The European Union is working on legislation that would require smartphone design to have easily replaceable batteries, but we doubt Apple would agree willingly.
I don’t think anybody really cares about an extra half millimetre of thickness, especially if it means that you can save hundreds in replacement costs and extend its life by a few years. Nobody’s buying an iPhone and busting out the calipers to compare it to their previous phone.
You also start running into usability issues. There’s only so thin a phone can be before it’s less of a phone, and more of a blade that’ll bend if you sneeze at it wrong.
Especially since waterproof phones with replaceable batteries already existed. They aren’t exactly working from nothing.

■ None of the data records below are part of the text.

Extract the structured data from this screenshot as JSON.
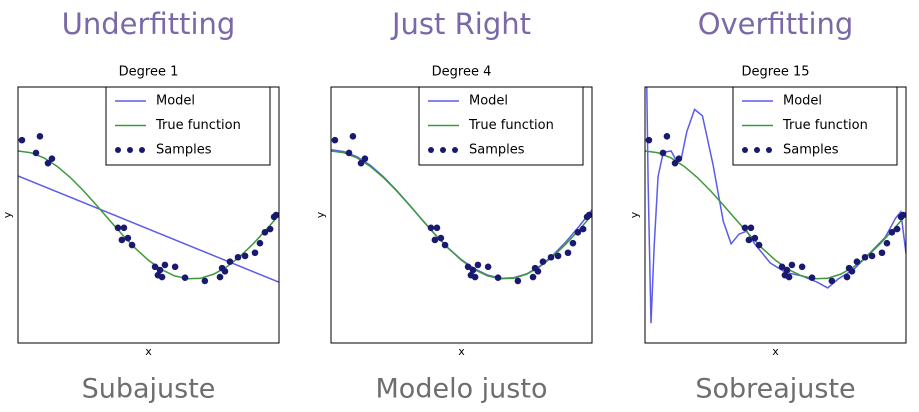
{
  "chart_data": [
    {
      "type": "line",
      "header": "Underfitting",
      "caption": "Subajuste",
      "title": "Degree 1",
      "xlabel": "x",
      "ylabel": "y",
      "xlim": [
        0,
        1
      ],
      "ylim": [
        -2,
        2
      ],
      "legend": "upper right",
      "series": [
        {
          "name": "Model",
          "color": "#5b5bec",
          "type": "line",
          "x": [
            0,
            1
          ],
          "values": [
            0.61,
            -1.05
          ]
        },
        {
          "name": "True function",
          "color": "#3c9a3c",
          "type": "line",
          "x": [
            0,
            0.05,
            0.1,
            0.15,
            0.2,
            0.25,
            0.3,
            0.35,
            0.4,
            0.45,
            0.5,
            0.55,
            0.6,
            0.65,
            0.7,
            0.75,
            0.8,
            0.85,
            0.9,
            0.95,
            1
          ],
          "values": [
            1,
            0.9724,
            0.891,
            0.7604,
            0.5878,
            0.3827,
            0.1564,
            -0.0785,
            -0.309,
            -0.5225,
            -0.7071,
            -0.8526,
            -0.9511,
            -0.9969,
            -0.9877,
            -0.9239,
            -0.809,
            -0.6494,
            -0.454,
            -0.2334,
            0
          ]
        },
        {
          "name": "Samples",
          "color": "#191970",
          "type": "scatter",
          "x": [
            0.015,
            0.069,
            0.084,
            0.115,
            0.13,
            0.383,
            0.398,
            0.406,
            0.421,
            0.437,
            0.525,
            0.536,
            0.544,
            0.552,
            0.563,
            0.602,
            0.64,
            0.716,
            0.774,
            0.782,
            0.793,
            0.812,
            0.843,
            0.87,
            0.908,
            0.927,
            0.946,
            0.966,
            0.981,
            0.989
          ],
          "values": [
            1.17,
            0.97,
            1.23,
            0.81,
            0.88,
            -0.2,
            -0.39,
            -0.2,
            -0.36,
            -0.47,
            -0.81,
            -0.94,
            -0.86,
            -0.97,
            -0.78,
            -0.81,
            -0.98,
            -1.03,
            -0.97,
            -0.83,
            -0.88,
            -0.73,
            -0.66,
            -0.64,
            -0.59,
            -0.44,
            -0.27,
            -0.22,
            -0.03,
            0
          ]
        }
      ]
    },
    {
      "type": "line",
      "header": "Just Right",
      "caption": "Modelo justo",
      "title": "Degree 4",
      "xlabel": "x",
      "ylabel": "y",
      "xlim": [
        0,
        1
      ],
      "ylim": [
        -2,
        2
      ],
      "legend": "upper right",
      "series": [
        {
          "name": "Model",
          "color": "#5b5bec",
          "type": "line",
          "x": [
            0,
            0.05,
            0.1,
            0.15,
            0.2,
            0.25,
            0.3,
            0.35,
            0.4,
            0.45,
            0.5,
            0.55,
            0.6,
            0.65,
            0.7,
            0.75,
            0.8,
            0.85,
            0.9,
            0.95,
            1
          ],
          "values": [
            1.02,
            0.99,
            0.91,
            0.78,
            0.6,
            0.39,
            0.16,
            -0.08,
            -0.31,
            -0.52,
            -0.7,
            -0.84,
            -0.94,
            -0.99,
            -0.98,
            -0.92,
            -0.8,
            -0.63,
            -0.42,
            -0.18,
            0.08
          ]
        },
        {
          "name": "True function",
          "color": "#3c9a3c",
          "type": "line",
          "x": [
            0,
            0.05,
            0.1,
            0.15,
            0.2,
            0.25,
            0.3,
            0.35,
            0.4,
            0.45,
            0.5,
            0.55,
            0.6,
            0.65,
            0.7,
            0.75,
            0.8,
            0.85,
            0.9,
            0.95,
            1
          ],
          "values": [
            1,
            0.9724,
            0.891,
            0.7604,
            0.5878,
            0.3827,
            0.1564,
            -0.0785,
            -0.309,
            -0.5225,
            -0.7071,
            -0.8526,
            -0.9511,
            -0.9969,
            -0.9877,
            -0.9239,
            -0.809,
            -0.6494,
            -0.454,
            -0.2334,
            0
          ]
        },
        {
          "name": "Samples",
          "color": "#191970",
          "type": "scatter",
          "x": [
            0.015,
            0.069,
            0.084,
            0.115,
            0.13,
            0.383,
            0.398,
            0.406,
            0.421,
            0.437,
            0.525,
            0.536,
            0.544,
            0.552,
            0.563,
            0.602,
            0.64,
            0.716,
            0.774,
            0.782,
            0.793,
            0.812,
            0.843,
            0.87,
            0.908,
            0.927,
            0.946,
            0.966,
            0.981,
            0.989
          ],
          "values": [
            1.17,
            0.97,
            1.23,
            0.81,
            0.88,
            -0.2,
            -0.39,
            -0.2,
            -0.36,
            -0.47,
            -0.81,
            -0.94,
            -0.86,
            -0.97,
            -0.78,
            -0.81,
            -0.98,
            -1.03,
            -0.97,
            -0.83,
            -0.88,
            -0.73,
            -0.66,
            -0.64,
            -0.59,
            -0.44,
            -0.27,
            -0.22,
            -0.03,
            0
          ]
        }
      ]
    },
    {
      "type": "line",
      "header": "Overfitting",
      "caption": "Sobreajuste",
      "title": "Degree 15",
      "xlabel": "x",
      "ylabel": "y",
      "xlim": [
        0,
        1
      ],
      "ylim": [
        -2,
        2
      ],
      "legend": "upper right",
      "series": [
        {
          "name": "Model",
          "color": "#5b5bec",
          "type": "line",
          "x": [
            0,
            0.012,
            0.023,
            0.035,
            0.05,
            0.07,
            0.1,
            0.12,
            0.14,
            0.16,
            0.19,
            0.22,
            0.26,
            0.3,
            0.33,
            0.36,
            0.39,
            0.42,
            0.48,
            0.54,
            0.6,
            0.66,
            0.7,
            0.74,
            0.8,
            0.86,
            0.92,
            0.96,
            0.98,
            1
          ],
          "values": [
            4,
            0.5,
            -1.69,
            -0.5,
            0.6,
            0.98,
            1.0,
            0.85,
            0.9,
            1.3,
            1.65,
            1.55,
            0.8,
            -0.1,
            -0.45,
            -0.3,
            -0.25,
            -0.45,
            -0.75,
            -0.9,
            -0.95,
            -1.05,
            -1.14,
            -1.0,
            -0.85,
            -0.6,
            -0.35,
            -0.05,
            0.05,
            -0.6
          ]
        },
        {
          "name": "True function",
          "color": "#3c9a3c",
          "type": "line",
          "x": [
            0,
            0.05,
            0.1,
            0.15,
            0.2,
            0.25,
            0.3,
            0.35,
            0.4,
            0.45,
            0.5,
            0.55,
            0.6,
            0.65,
            0.7,
            0.75,
            0.8,
            0.85,
            0.9,
            0.95,
            1
          ],
          "values": [
            1,
            0.9724,
            0.891,
            0.7604,
            0.5878,
            0.3827,
            0.1564,
            -0.0785,
            -0.309,
            -0.5225,
            -0.7071,
            -0.8526,
            -0.9511,
            -0.9969,
            -0.9877,
            -0.9239,
            -0.809,
            -0.6494,
            -0.454,
            -0.2334,
            0
          ]
        },
        {
          "name": "Samples",
          "color": "#191970",
          "type": "scatter",
          "x": [
            0.015,
            0.069,
            0.084,
            0.115,
            0.13,
            0.383,
            0.398,
            0.406,
            0.421,
            0.437,
            0.525,
            0.536,
            0.544,
            0.552,
            0.563,
            0.602,
            0.64,
            0.716,
            0.774,
            0.782,
            0.793,
            0.812,
            0.843,
            0.87,
            0.908,
            0.927,
            0.946,
            0.966,
            0.981,
            0.989
          ],
          "values": [
            1.17,
            0.97,
            1.23,
            0.81,
            0.88,
            -0.2,
            -0.39,
            -0.2,
            -0.36,
            -0.47,
            -0.81,
            -0.94,
            -0.86,
            -0.97,
            -0.78,
            -0.81,
            -0.98,
            -1.03,
            -0.97,
            -0.83,
            -0.88,
            -0.73,
            -0.66,
            -0.64,
            -0.59,
            -0.44,
            -0.27,
            -0.22,
            -0.03,
            0
          ]
        }
      ]
    }
  ]
}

I remember dunking my flip phone into glasses of water as a party trick and it was totally fine. This would’ve been around 2010 or so.
They exist but not at this thinness. That’s an important difference.
I don’t think anybody really cares about an extra half millimetre of thickness, especially if it means that you can save hundreds in replacement costs and extend its life by a few years. Nobody’s buying an iPhone and busting out the calipers to compare it to their previous phone.
Apple’s sales fall and people don’t buy new phones because “it looks just like last year’s phone.”
There are so many things a company can change about a phone besides its thickness.
You also start running into usability issues. There’s only so thin a phone can be before it’s less of a phone, and more of a blade that’ll bend if you sneeze at it wrong.